Durante días, el plan de crear FIFA Forward Enterprise (FFE) y ceder un 20% de esa empresa a fondos de capital privado había encendido las alarmas en el fútbol internacional. No era una discrepancia menor: tres confederaciones continentales lo rechazaron de plano, y UEFA fue más allá, amenazando incluso con boicotear el Mundial y otras competiciones de la FIFA si la iniciativa seguía adelante.
En ese contexto de máxima tensión, el francés, figura central en la estructura técnica del organismo y exentrenador del Arsenal, difundió este martes un comunicado en el que marcó distancias con la idea y subrayó su visión de lo que debe ser la FIFA.

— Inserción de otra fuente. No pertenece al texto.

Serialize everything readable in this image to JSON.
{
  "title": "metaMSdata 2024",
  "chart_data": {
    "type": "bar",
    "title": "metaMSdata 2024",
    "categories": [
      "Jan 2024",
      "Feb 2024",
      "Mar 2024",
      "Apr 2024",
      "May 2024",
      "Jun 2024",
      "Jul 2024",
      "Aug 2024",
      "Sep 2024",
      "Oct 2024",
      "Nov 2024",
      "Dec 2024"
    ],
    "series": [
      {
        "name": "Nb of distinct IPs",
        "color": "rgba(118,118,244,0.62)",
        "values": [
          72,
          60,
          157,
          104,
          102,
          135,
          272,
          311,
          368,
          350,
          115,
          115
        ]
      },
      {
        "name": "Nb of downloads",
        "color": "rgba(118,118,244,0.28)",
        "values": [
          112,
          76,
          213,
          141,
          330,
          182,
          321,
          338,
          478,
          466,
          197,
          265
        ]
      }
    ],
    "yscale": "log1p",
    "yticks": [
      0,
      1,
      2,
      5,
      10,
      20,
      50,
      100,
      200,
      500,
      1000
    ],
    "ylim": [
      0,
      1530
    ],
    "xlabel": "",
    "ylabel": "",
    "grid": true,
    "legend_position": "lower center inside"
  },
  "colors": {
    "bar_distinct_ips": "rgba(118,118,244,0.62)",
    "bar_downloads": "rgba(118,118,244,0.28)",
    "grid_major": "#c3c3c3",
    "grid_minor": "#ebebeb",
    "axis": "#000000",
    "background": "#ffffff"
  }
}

“Los recientes acontecimientos en la FIFA merecen algo de claridad por mi parte”, abrió Wenger, antes de recordar su cargo: “En la FIFA soy el Chief of Global Football Development”. A partir de ahí, detalló su ámbito de trabajo: supervisa el análisis de datos del juego, el centro de formación en línea del organismo, el desarrollo de la educación juvenil a través de 60 academias en 60 países “donde más se necesitan” y las competiciones juveniles en todo el mundo. También ejerce como asesor técnico de IFAB, el organismo guardián de las reglas del juego.
Y ahí llegó uno de los puntos clave de su mensaje: Wenger aseguró que no participó en ningún momento en el diseño del plan FFE. “No estuve involucrado en este plan estratégico y supe del proyecto por primera vez a través de los medios”, admitió, dejando claro que la iniciativa no pasó por su mesa ni por la de su equipo.
La presión terminó por hacer efecto. La retirada del proyecto por parte de Infantino cerró, al menos de momento, la vía de una cesión parcial del negocio del Mundial a capital privado. Para Wenger, no había otra salida: “La decisión de retirar el proyecto era absolutamente necesaria y más allá de toda duda, porque creo firmemente en una FIFA independiente que sirva a nuestro juego con compromiso, transparencia e integridad”.
Mientras Carlos Cordeiro, uno de los asesores principales de Infantino, optó por dimitir tras la polémica, Wenger no dejó entrever en ningún momento que contemple abandonar su puesto. Su mensaje fue otro: defender el papel de una FIFA que, en su opinión, debe preservar el control del fútbol global y blindar sus principios frente a presiones comerciales que amenacen su independencia.
En un momento en el que el negocio rodea cada decisión y cada torneo, la frase final del francés resuena como una advertencia interna tanto como una declaración pública de principios: la FIFA, viene a decir Wenger, no puede permitirse perder el timón del juego que dice proteger.